Des dialogues pur cru, une gouaille irrésistible (Hostie ! c'est le juron favori de ces bonnes gens) et toujours les trognes incomparables des personnages de Loisel, tout concourt à nous rendre cette histoire attachante : on reste muet devant ce travail.

Une petite prouesse que d'avoir réalisé ensemble scénario et dessin.
Un coup de chapeau au coloriste qui a su installer une ambiance à la hauteur de nos espérances.
Un très bel album. Ne passez pas à côté !

jeudi 16 mars 2006

Manipulé, moi ? Jamais !

Manipulé, moi ? Jamais !Fernand ETTORI et Pascal GENOT (First Editions, janvier 2006)

Nous sommes tous manipulés. Comment décrypter la manipulation au quotidien dans notre société ? Surtout dans des domaines où l’on ne l’attend pas.
«Nous surestimons les manipulations dont sont victimes les autres et nous sous-estimons largement celles que nous subissons». On peut aussi avoir de mauvaises influences sur les autres sans s’en rendre compte.

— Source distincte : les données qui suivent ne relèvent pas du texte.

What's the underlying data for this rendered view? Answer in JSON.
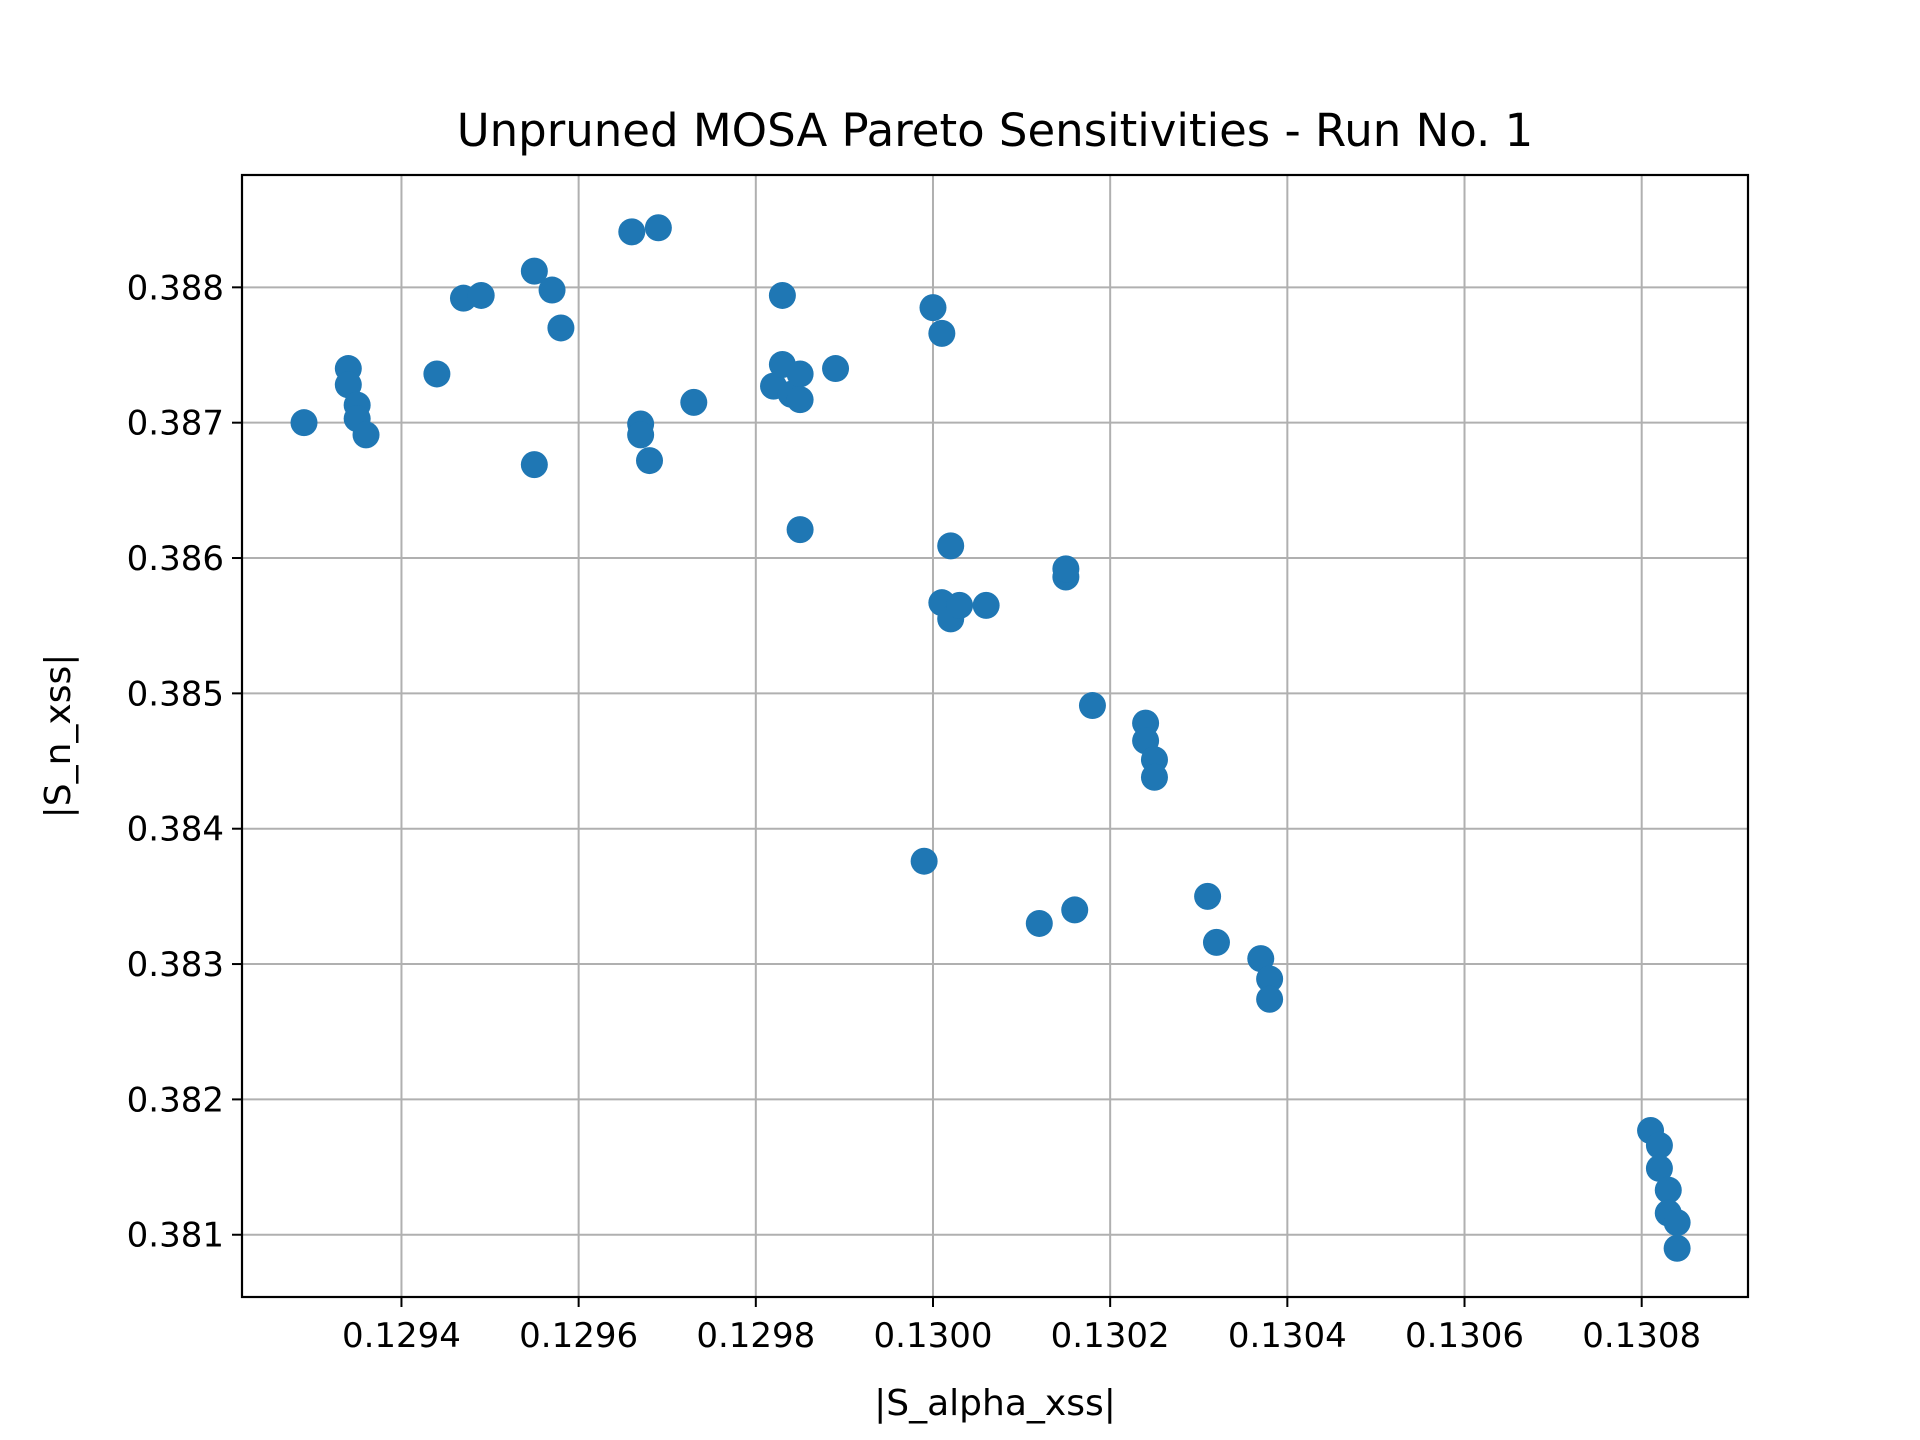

Deux chercheurs nous proposent ce livre de synthèse qui pourra parler à chacun d’entre nous, dans sa vie personnelle, amoureuse, familiale et professionnelle. Une belle bibliographie en plus.

mardi 14 mars 2006

Sept contes du pays d'en face

Georges MOUSTAKI (Actes Sud)

La forme courte sied parfaitement à ces sept histoires qui évoquent les joies et les drames de l'Humanité, une humanité à la fois contemporaine et intemporelle. Sept contes du pays d'en face

Georges Moustaki, fils d'un libraire francophone d'Alexandrie, n'est pas seulement le merveilleux parolier que l'on sait, il nous enchante également avec des contes orientaux légers et touchants.
Comme dans ses chansons ça n'a l'air de rien, et pourtant...
Il vous est possible de lire un extrait sur le site internet d'Actes Sud.

mardi 28 février 2006

Berlin-Moscou, voyage à pied

Wolfgang BÜCHER (L'esprit des Péninsules)

On va rarement à l'Est. Dans l'histoire on a quasiment toujours connu des "go West". Marco Polo étant un peu l'exception qui confirme la règle.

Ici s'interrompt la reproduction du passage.